Two days later the news from Israel was that twenty-nine Arabs praying in a mosque had been machine-gunned to death by a Jewish settler, Baruch Goldstein. Born in Brooklyn, a Kach member and a militant supporter of Meir Kahane, Goldstein was beaten to death by some of the surviving Arabs in the mosque. More Arabs were shot soon afterwards by Israeli soldiers.

This incident was the first in a wave of violence that continued throughout my trip. In a reprisal, some Arabs blew up a bus in Tel Aviv. After that an Arab leader was shot in his house. Then an Arab suicide bomber killed himself, and took three Israeli soldiers with him, at a checkpoint; and this was answered with more killings. Each side answered the other, as in a blood feud; each side was unforgiving.

That was happening in the Mediterranean, too, and reading these reports I was always reminded of this irritating little man, nagging me that night at Calvi harbor.

He was not on the noon train the next day. Rather than go all the way south to Ajaccio I bought a ticket to the old capital in the interior, the high-altitude and almost hidden town of Corte. In the early part of the trip, as we circled the shoreline, the strong winds picked up foamy veils of spoon-drift and flung this delicate froth at the windows of the clattering navette.

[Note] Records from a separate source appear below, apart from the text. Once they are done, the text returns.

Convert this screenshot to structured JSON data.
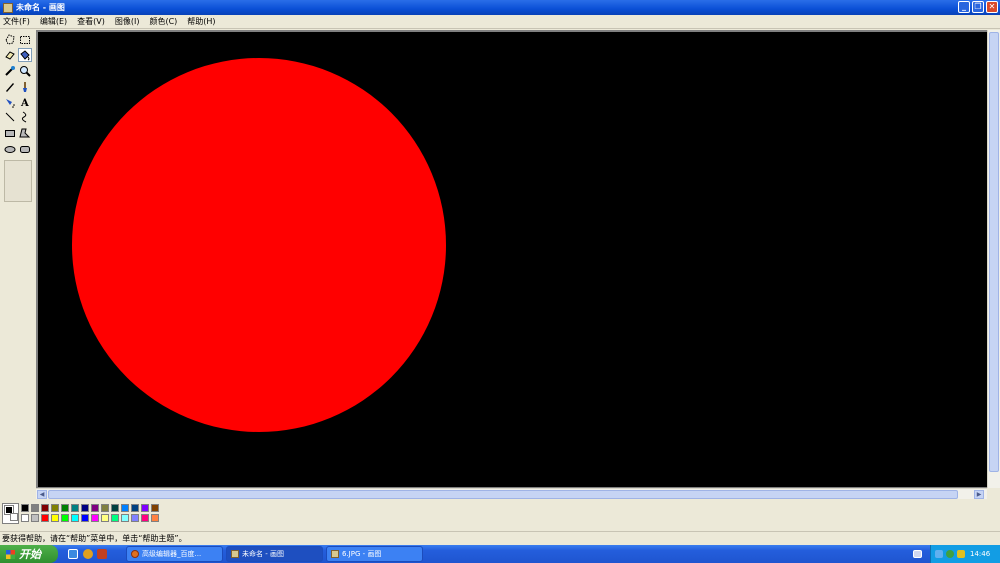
{
  "window": {
    "title": "未命名 - 画图",
    "controls": [
      "minimize",
      "restore",
      "close"
    ]
  },
  "menu": [
    "文件(F)",
    "编辑(E)",
    "查看(V)",
    "图像(I)",
    "颜色(C)",
    "帮助(H)"
  ],
  "tools": [
    {
      "name": "free-select-icon"
    },
    {
      "name": "rect-select-icon"
    },
    {
      "name": "eraser-icon"
    },
    {
      "name": "fill-icon",
      "selected": true
    },
    {
      "name": "color-picker-icon"
    },
    {
      "name": "magnifier-icon"
    },
    {
      "name": "pencil-icon"
    },
    {
      "name": "brush-icon"
    },
    {
      "name": "airbrush-icon"
    },
    {
      "name": "text-icon"
    },
    {
      "name": "line-icon"
    },
    {
      "name": "curve-icon"
    },
    {
      "name": "rectangle-icon"
    },
    {
      "name": "polygon-icon"
    },
    {
      "name": "ellipse-icon"
    },
    {
      "name": "rounded-rect-icon"
    }
  ],
  "canvas": {
    "background": "#000000",
    "shape_color": "#ff0000"
  },
  "palette": {
    "foreground": "#000000",
    "background": "#ffffff",
    "top_row": [
      "#000000",
      "#808080",
      "#800000",
      "#808000",
      "#008000",
      "#008080",
      "#000080",
      "#800080",
      "#808040",
      "#004040",
      "#0080ff",
      "#004080",
      "#8000ff",
      "#804000"
    ],
    "bottom_row": [
      "#ffffff",
      "#c0c0c0",
      "#ff0000",
      "#ffff00",
      "#00ff00",
      "#00ffff",
      "#0000ff",
      "#ff00ff",
      "#ffff80",
      "#00ff80",
      "#80ffff",
      "#8080ff",
      "#ff0080",
      "#ff8040"
    ]
  },
  "status": "要获得帮助，请在“帮助”菜单中，单击“帮助主题”。",
  "taskbar": {
    "start_label": "开始",
    "tasks": [
      {
        "label": "高级编辑器_百度...",
        "icon": "firefox-icon"
      },
      {
        "label": "未命名 - 画图",
        "icon": "paint-icon",
        "active": true
      },
      {
        "label": "6.JPG - 画图",
        "icon": "paint-icon"
      }
    ],
    "clock": "14:46"
  }
}
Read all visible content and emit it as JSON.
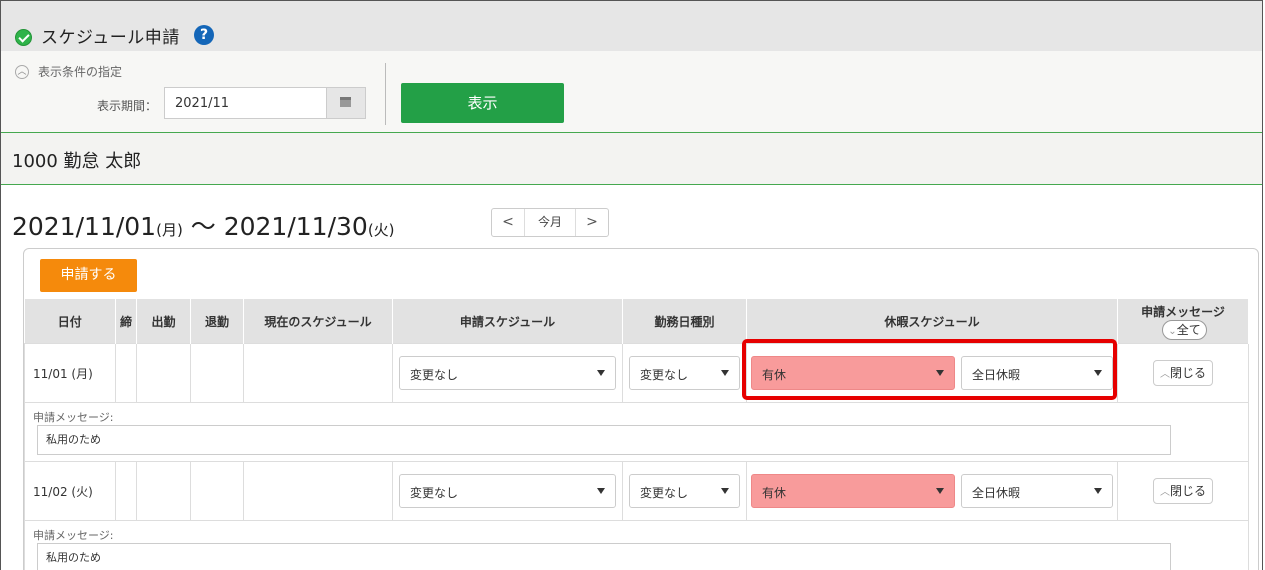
{
  "header": {
    "title": "スケジュール申請",
    "help_glyph": "?"
  },
  "conditions": {
    "toggle_label": "表示条件の指定",
    "period_label": "表示期間：",
    "period_value": "2021/11",
    "show_button": "表示"
  },
  "employee": {
    "name": "1000 勤怠 太郎"
  },
  "range": {
    "start": "2021/11/01",
    "start_dow": "(月)",
    "separator": " 〜 ",
    "end": "2021/11/30",
    "end_dow": "(火)",
    "prev": "<",
    "today": "今月",
    "next": ">"
  },
  "apply_button": "申請する",
  "columns": {
    "date": "日付",
    "close": "締",
    "clock_in": "出勤",
    "clock_out": "退勤",
    "current": "現在のスケジュール",
    "requested": "申請スケジュール",
    "day_type": "勤務日種別",
    "leave": "休暇スケジュール",
    "message": "申請メッセージ",
    "all_toggle": "全て"
  },
  "rows": [
    {
      "date": "11/01 (月)",
      "requested": "変更なし",
      "day_type": "変更なし",
      "leave_type": "有休",
      "leave_span": "全日休暇",
      "close_btn": "閉じる",
      "msg_label": "申請メッセージ:",
      "msg_value": "私用のため"
    },
    {
      "date": "11/02 (火)",
      "requested": "変更なし",
      "day_type": "変更なし",
      "leave_type": "有休",
      "leave_span": "全日休暇",
      "close_btn": "閉じる",
      "msg_label": "申請メッセージ:",
      "msg_value": "私用のため"
    }
  ],
  "colors": {
    "accent_green": "#23a047",
    "apply_orange": "#f58a0c",
    "leave_pink": "#f89b9b",
    "highlight_red": "#e60000"
  }
}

The line to Corte, by way of the junction at Ponte Leccia, wound through the valleys of the snowy mountains and ascended through fields of lavender and herbs, past trees of madly twittering birds, towards the center of the island, a spine of mountains, the highest of which, Monte Cinto (2,710 meters), was bleak and beautiful, gray and cracked rock, ledges and crevasses surmounted by a massive shawl of snow. Above it all, over the whole granite island, was a zone of blue, a winter sky—nothing but blue skies, smiling at me.

I was happy in this descent through the island, knowing that I would be island-hopping for a few weeks: Corsica, then Sardinia, then Sicily, and finally the Italian mainland.

Corte was only a few hours away. The little place is almost perpendicular. It is the heart of Corsica, and the apotheosis of the steep Corsican village. This small town was chosen as the capital for its remoteness, its altitude, its seemingly impregnable topography. “Seemingly”—you wonder how it could ever be captured, yet it has been captured a number of times, by the Saracens, the Genoese, the Corsicans, the Italians. It was at last snatched by the French (in 1768) after Pascal Paoli, the father of Corsican independence, established it as his capital, the site of the national assembly. Paoli is still regarded in Corsica (his portrait is everywhere) as U Babbu di a Patria. Paoli’s name is a sort of rallying cry even today for Corsican patriots, whose efforts at expression range from eloquent appeals for sovereignty, assertions of cultural identity, to crudely made pipe bombs and the systematic torching of foreigners’ houses.